Orientar el corazón hacia el este
Me gustaría anclarme en la vida como las iglesias románicas y las catedrales góticas: orientadas hacia el este, por donde nace la luz. Seguir con los ojos los rayos de sol y girar la columna para que aterricen en mi cara las ganas de vivir, de crear, de sentir.
En la catedral de León reina un continuo atardecer porque un arquitecto sabio supo que el quid de la cuestión era acristalarse de tal manera que la luz viajara a través de infinitos naranjas hasta el ocaso.

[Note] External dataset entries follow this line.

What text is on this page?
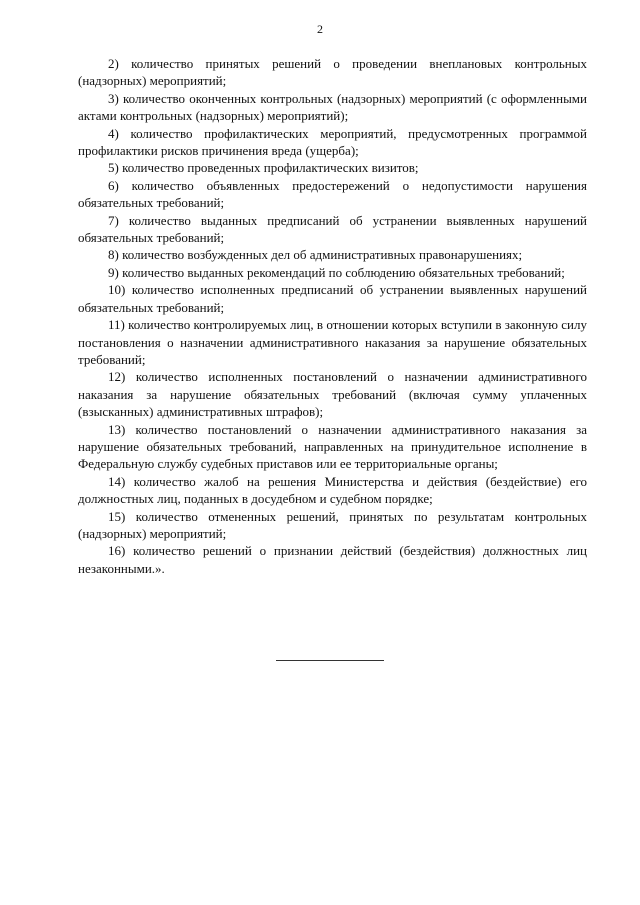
2

2) количество принятых решений о проведении внеплановых контрольных (надзорных) мероприятий;

3) количество оконченных контрольных (надзорных) мероприятий (с оформленными актами контрольных (надзорных) мероприятий);

4) количество профилактических мероприятий, предусмотренных программой профилактики рисков причинения вреда (ущерба);

5) количество проведенных профилактических визитов;

6) количество объявленных предостережений о недопустимости нарушения обязательных требований;

7) количество выданных предписаний об устранении выявленных нарушений обязательных требований;

8) количество возбужденных дел об административных правонарушениях;

9) количество выданных рекомендаций по соблюдению обязательных требований;

10) количество исполненных предписаний об устранении выявленных нарушений обязательных требований;

11) количество контролируемых лиц, в отношении которых вступили в законную силу постановления о назначении административного наказания за нарушение обязательных требований;

12) количество исполненных постановлений о назначении административного наказания за нарушение обязательных требований (включая сумму уплаченных (взысканных) административных штрафов);

13) количество постановлений о назначении административного наказания за нарушение обязательных требований, направленных на принудительное исполнение в Федеральную службу судебных приставов или ее территориальные органы;

14) количество жалоб на решения Министерства и действия (бездействие) его должностных лиц, поданных в досудебном и судебном порядке;

15) количество отмененных решений, принятых по результатам контрольных (надзорных) мероприятий;

16) количество решений о признании действий (бездействия) должностных лиц незаконными.».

Así se camina el día, así se caminan los días, así se camina el Camino de Santiago hasta Finisterre, el atardecer al final del mundo, el naranja definitivo.
Durante años caminaba con mi réflex por la ribera del Ebro al amanecer y al atardecer, donde habita la mejor luz: la de la sabiduría y la de las brujas, las ideas, los propósitos, los reflejos del agua. Enmarcada entre ambas luces trato de recorrer el día y sus rutinas, sus problemas, sus prisas y despropósitos como puedo, como cada cual. Pero escribo todos los días al alba y me recojo con un libro al atardecer, porque cuando bailo con las palabras busco un territorio distinto, de luz y libertad, que nada tiene que ver con el tiempo y, mucho menos, con los tiempos. Si no instalamos nuestras horas con sublimes cristaleras, como la catedral de León, se nos escapa la luz, dejamos de crecer y ensancharnos en su búsqueda.
Hay épocas en que el corazón se despierta lleno de hojarasca y espinas; es bueno sentarse y, una a una, arrancar con cariño los miedos y disgustos, acallar decepciones prepararle un ungüento. Cogerlo con manos de madre y asegurarse de que, una vez curado, palpita de nuevo bien orientado hacia el este, por donde nace la luz.